Is it safe to use an open source language not directly supported by a vendor?
Whenever I use a new product, service, programming language, or other piece of technology, I look at two things first and foremost. I look at who created it and who maintains it.
I’ve written about this before in relation to supply chain attacks and added a variation of this information to the lab content when I updated the SANS materials for a course on security cloud that I used to teach (originally written by IANS faculty member Dave Shackleford). NOW.)

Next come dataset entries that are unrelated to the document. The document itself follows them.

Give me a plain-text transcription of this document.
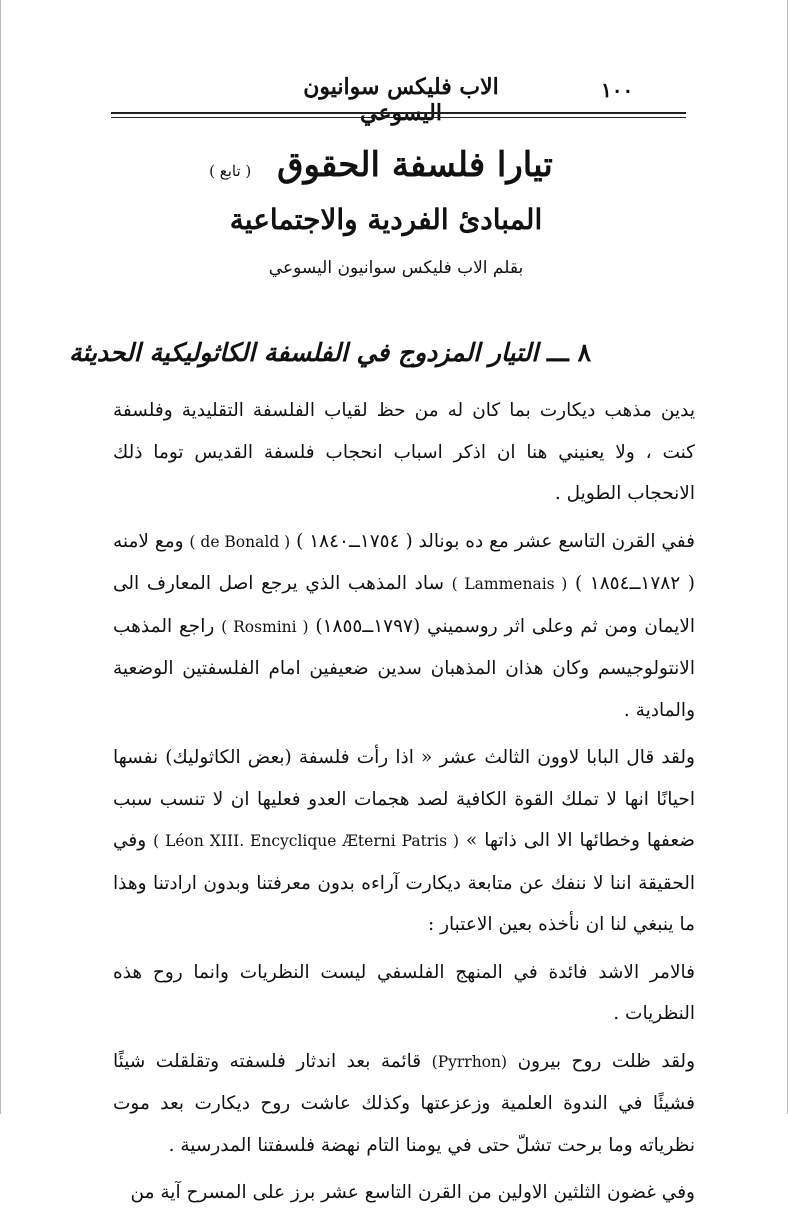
١٠٠
الاب فليكس سوانيون اليسوعي
تيارا فلسفة الحقوق ( تابع )
المبادئ الفردية والاجتماعية
بقلم الاب فليكس سوانيون اليسوعي
٨ ـــ التيار المزدوج في الفلسفة الكاثوليكية الحديثة

يدين مذهب ديكارت بما كان له من حظ لقياب الفلسفة التقليدية وفلسفة كنت ، ولا يعنيني هنا ان اذكر اسباب انحجاب فلسفة القديس توما ذلك الانحجاب الطويل .

ففي القرن التاسع عشر مع ده بونالد ( ١٧٥٤ــ١٨٤٠ ) ( de Bonald ) ومع لامنه ( ١٧٨٢ــ١٨٥٤ ) ( Lammenais ) ساد المذهب الذي يرجع اصل المعارف الى الايمان ومن ثم وعلى اثر روسميني (١٧٩٧ــ١٨٥٥) ( Rosmini ) راجع المذهب الانتولوجيسم وكان هذان المذهبان سدين ضعيفين امام الفلسفتين الوضعية والمادية .

ولقد قال البابا لاوون الثالث عشر « اذا رأت فلسفة (بعض الكاثوليك) نفسها احيانًا انها لا تملك القوة الكافية لصد هجمات العدو فعليها ان لا تنسب سبب ضعفها وخطائها الا الى ذاتها » ( Léon XIII. Encyclique Æterni Patris ) وفي الحقيقة اننا لا ننفك عن متابعة ديكارت آراءه بدون معرفتنا وبدون ارادتنا وهذا ما ينبغي لنا ان نأخذه بعين الاعتبار :

فالامر الاشد فائدة في المنهج الفلسفي ليست النظريات وانما روح هذه النظريات .

ولقد ظلت روح بيرون (Pyrrhon) قائمة بعد اندثار فلسفته وتقلقلت شيئًا فشيئًا في الندوة العلمية وزعزعتها وكذلك عاشت روح ديكارت بعد موت نظرياته وما برحت تشلّ حتى في يومنا التام نهضة فلسفتنا المدرسية .

وفي غضون الثلثين الاولين من القرن التاسع عشر برز على المسرح آية من
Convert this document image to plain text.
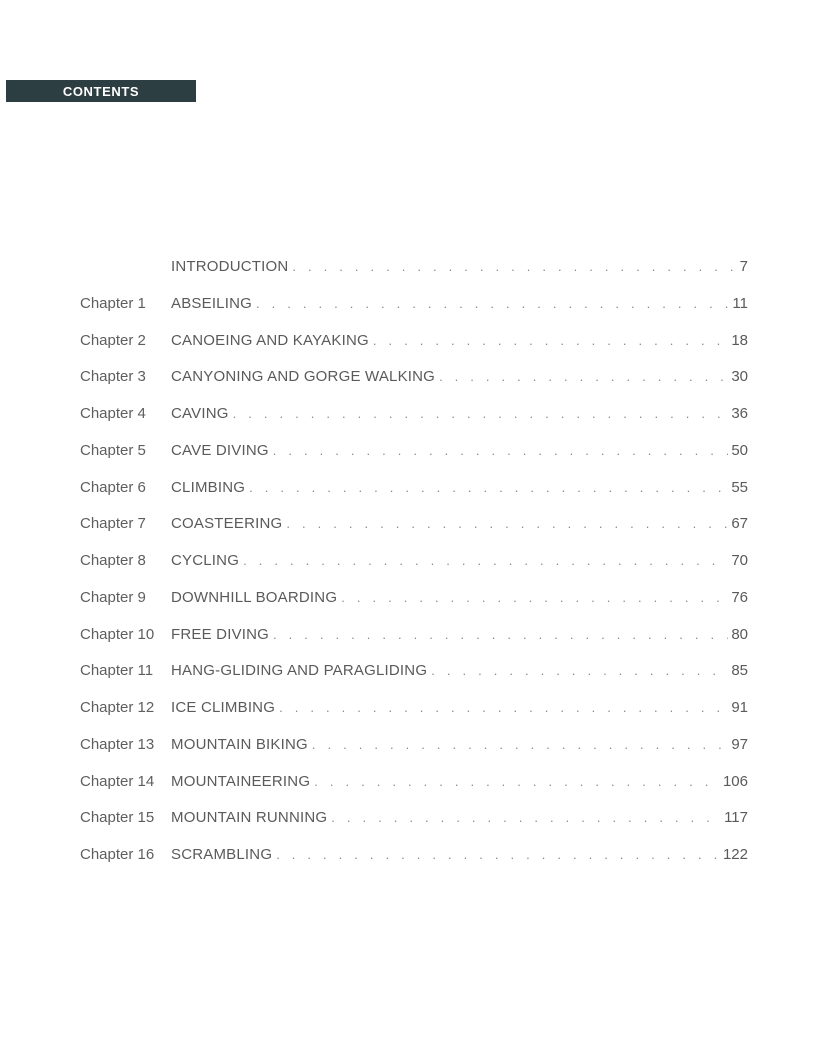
CONTENTS
INTRODUCTION . . .	7
Chapter 1	ABSEILING . . .	11
Chapter 2	CANOEING AND KAYAKING . . .	18
Chapter 3	CANYONING AND GORGE WALKING . . .	30
Chapter 4	CAVING . . .	36
Chapter 5	CAVE DIVING . . .	50
Chapter 6	CLIMBING . . .	55
Chapter 7	COASTEERING . . .	67
Chapter 8	CYCLING . . .	70
Chapter 9	DOWNHILL BOARDING . . .	76
Chapter 10	FREE DIVING . . .	80
Chapter 11	HANG-GLIDING AND PARAGLIDING . . .	85
Chapter 12	ICE CLIMBING . . .	91
Chapter 13	MOUNTAIN BIKING . . .	97
Chapter 14	MOUNTAINEERING . . .	106
Chapter 15	MOUNTAIN RUNNING . . .	117
Chapter 16	SCRAMBLING . . .	122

Before using open source software, I look at who wrote the software and who maintains it.
If you look at the GitHub repository for any open source software, you can see who created it, who does it belong to, And who actively contributes to the software. I also like to review the software update and review process and think about the potential long-term risks if things change.
I was wondering recently if I wanted to migrate some of what I do to Rust.
So of course the first thing I did was look at who created it.
In 2006, software developer Graydon Hoare started Rust as a personal project while working at Mozilla.
It’s an interesting story and sounds good as far as I’m concerned. Rust was created as a side project by someone working at Mozilla who later worked on Swift at Apple. He is no longer involved in the project.
Who supports the software now? Well, Mozilla continued to support the software after his departure until 2020. During the covid outbreak, they laid off most of the Rust employees. So unhappy.
Then a foundation was created to support Rust.